Interference between inactivated and active influenza viruses in the chick embryo: I. A re-evaluation of factors of dosage and timing using infectivity titrations for assay

Abstract

Interference by ultraviolet-inactivated influenza virus with propagation of the active homo- or heterotypic agents in the endoderm of the chick embryo allantois has been re-evaluated with respect to dosage and timing of the two injections, using infectivity titrations for assay. By varying (a) the interfering dose in terms of hemagglutinin units; (b) the intervals between its injection and challenge with serial decimal dilutions of active virus; and (c) the period of incubation after challenge, the following results were obtained.
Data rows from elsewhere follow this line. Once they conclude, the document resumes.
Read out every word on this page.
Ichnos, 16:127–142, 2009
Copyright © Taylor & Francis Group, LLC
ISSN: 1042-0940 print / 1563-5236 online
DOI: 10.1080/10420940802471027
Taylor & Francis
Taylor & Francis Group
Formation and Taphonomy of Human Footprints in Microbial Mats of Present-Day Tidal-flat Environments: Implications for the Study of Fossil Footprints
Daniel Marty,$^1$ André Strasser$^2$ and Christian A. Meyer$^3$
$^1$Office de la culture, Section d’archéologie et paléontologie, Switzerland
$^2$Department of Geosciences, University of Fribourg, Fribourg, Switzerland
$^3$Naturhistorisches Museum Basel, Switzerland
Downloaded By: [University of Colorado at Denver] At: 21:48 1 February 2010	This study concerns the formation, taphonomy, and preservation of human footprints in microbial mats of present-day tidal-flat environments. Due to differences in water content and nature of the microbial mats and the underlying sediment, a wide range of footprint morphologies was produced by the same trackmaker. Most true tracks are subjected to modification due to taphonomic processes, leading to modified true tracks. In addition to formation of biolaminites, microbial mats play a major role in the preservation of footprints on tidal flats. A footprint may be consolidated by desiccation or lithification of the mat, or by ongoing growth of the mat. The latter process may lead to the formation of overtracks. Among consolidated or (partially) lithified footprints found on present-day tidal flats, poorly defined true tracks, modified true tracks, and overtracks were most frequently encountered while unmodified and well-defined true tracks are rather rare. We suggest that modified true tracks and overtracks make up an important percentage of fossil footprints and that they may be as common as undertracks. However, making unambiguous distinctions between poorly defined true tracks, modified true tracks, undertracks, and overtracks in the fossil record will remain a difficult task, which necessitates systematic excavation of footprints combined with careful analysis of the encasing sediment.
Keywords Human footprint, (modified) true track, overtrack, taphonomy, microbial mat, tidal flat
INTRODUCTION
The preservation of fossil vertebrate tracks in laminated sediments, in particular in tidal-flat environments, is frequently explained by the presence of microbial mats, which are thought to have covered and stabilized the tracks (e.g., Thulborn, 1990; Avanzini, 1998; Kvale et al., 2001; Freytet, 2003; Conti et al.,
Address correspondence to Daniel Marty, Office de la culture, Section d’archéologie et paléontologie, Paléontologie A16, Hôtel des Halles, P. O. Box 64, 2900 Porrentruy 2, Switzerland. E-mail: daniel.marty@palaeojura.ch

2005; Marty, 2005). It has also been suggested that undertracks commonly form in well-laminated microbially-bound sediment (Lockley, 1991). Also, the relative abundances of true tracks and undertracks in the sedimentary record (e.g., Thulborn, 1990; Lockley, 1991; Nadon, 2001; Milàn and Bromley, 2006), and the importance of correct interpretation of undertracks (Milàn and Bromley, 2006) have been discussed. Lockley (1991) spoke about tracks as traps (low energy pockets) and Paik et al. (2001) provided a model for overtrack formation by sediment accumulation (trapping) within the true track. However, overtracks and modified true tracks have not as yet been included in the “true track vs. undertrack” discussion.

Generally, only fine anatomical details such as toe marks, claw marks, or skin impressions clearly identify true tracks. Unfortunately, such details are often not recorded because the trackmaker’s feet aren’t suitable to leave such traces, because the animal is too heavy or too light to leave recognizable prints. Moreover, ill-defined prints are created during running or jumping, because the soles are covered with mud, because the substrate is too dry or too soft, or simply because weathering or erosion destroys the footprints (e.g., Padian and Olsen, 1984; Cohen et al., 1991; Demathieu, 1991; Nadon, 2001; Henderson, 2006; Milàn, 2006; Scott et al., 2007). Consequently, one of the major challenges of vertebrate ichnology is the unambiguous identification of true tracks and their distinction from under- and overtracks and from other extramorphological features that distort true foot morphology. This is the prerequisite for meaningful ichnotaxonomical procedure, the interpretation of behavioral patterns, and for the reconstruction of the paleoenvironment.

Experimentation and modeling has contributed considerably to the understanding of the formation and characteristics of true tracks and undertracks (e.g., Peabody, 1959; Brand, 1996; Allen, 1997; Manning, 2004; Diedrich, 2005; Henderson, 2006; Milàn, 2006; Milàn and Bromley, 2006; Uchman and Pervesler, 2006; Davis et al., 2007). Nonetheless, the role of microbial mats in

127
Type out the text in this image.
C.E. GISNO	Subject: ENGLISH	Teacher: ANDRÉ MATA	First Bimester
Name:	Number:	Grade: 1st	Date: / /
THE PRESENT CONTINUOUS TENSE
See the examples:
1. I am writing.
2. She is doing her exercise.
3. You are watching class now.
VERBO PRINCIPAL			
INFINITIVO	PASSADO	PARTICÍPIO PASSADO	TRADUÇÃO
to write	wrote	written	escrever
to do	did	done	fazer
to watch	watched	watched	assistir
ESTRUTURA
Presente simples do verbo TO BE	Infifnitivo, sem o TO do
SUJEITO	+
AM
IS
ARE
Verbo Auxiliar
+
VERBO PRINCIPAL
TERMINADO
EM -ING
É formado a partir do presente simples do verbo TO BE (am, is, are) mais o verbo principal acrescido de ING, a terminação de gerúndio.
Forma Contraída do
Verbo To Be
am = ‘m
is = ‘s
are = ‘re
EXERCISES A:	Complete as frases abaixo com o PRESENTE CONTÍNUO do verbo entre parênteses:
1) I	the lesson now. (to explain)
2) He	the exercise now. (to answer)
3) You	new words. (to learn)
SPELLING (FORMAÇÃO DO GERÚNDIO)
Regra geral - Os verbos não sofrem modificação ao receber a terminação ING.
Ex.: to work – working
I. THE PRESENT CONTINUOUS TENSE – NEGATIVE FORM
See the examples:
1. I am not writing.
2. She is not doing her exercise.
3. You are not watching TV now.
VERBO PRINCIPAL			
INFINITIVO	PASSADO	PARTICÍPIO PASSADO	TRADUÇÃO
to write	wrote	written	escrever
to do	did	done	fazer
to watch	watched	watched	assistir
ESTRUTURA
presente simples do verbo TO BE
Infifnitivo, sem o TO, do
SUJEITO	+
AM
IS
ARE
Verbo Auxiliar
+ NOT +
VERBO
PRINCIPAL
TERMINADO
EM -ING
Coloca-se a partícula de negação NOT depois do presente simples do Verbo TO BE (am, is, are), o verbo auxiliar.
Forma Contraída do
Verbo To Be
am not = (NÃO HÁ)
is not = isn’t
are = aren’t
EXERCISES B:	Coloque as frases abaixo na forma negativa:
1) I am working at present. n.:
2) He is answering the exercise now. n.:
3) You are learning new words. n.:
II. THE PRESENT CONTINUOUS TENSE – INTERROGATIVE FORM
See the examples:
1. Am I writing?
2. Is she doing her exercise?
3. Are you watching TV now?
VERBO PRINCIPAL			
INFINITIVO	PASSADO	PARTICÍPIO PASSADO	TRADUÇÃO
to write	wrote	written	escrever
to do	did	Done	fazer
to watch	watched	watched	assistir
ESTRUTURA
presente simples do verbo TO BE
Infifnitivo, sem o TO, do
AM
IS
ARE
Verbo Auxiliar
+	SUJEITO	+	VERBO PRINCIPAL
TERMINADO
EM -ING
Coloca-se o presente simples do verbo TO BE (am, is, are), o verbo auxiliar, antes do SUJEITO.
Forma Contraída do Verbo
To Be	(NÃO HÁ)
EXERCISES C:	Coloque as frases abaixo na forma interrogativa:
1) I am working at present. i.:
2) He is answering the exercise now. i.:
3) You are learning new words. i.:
The time required to establish solid interference decreases with the size of the interfering dose; i.e., when increasingly more inactivated virus particles are provided per cell. With 850 HA units no evidence of viral multiplication was obtained upon challenge at 9 hours, whereas with 20–100 HA units interference was extensive, yet not complete in 24 hours. If the interfering and challenge inocula were given simultaneously or at a 2-hour interval the first and part of the second infectious cycles were found to proceed before further spread of the infectious process was arrested, unless the dose of inactive virus was large. In that case the homotypic preparations affected the yields of the initial infectious cycles to significant extents. In all instances, where interference was not as yet fully established, using 20 or more HA units of the interfering agent, the yields of infectious virus were directly proportional to the challenge dose. With a smaller dose of inactivated virus (<20 HA units), a proportion of the cells remained fully susceptible and the yields were no longer proportional to the challenge inoculum, but reached a plateau, presumably in proportion to the number of the remaining susceptible cells. The implications and quantitative aspects of these experiments have been discussed.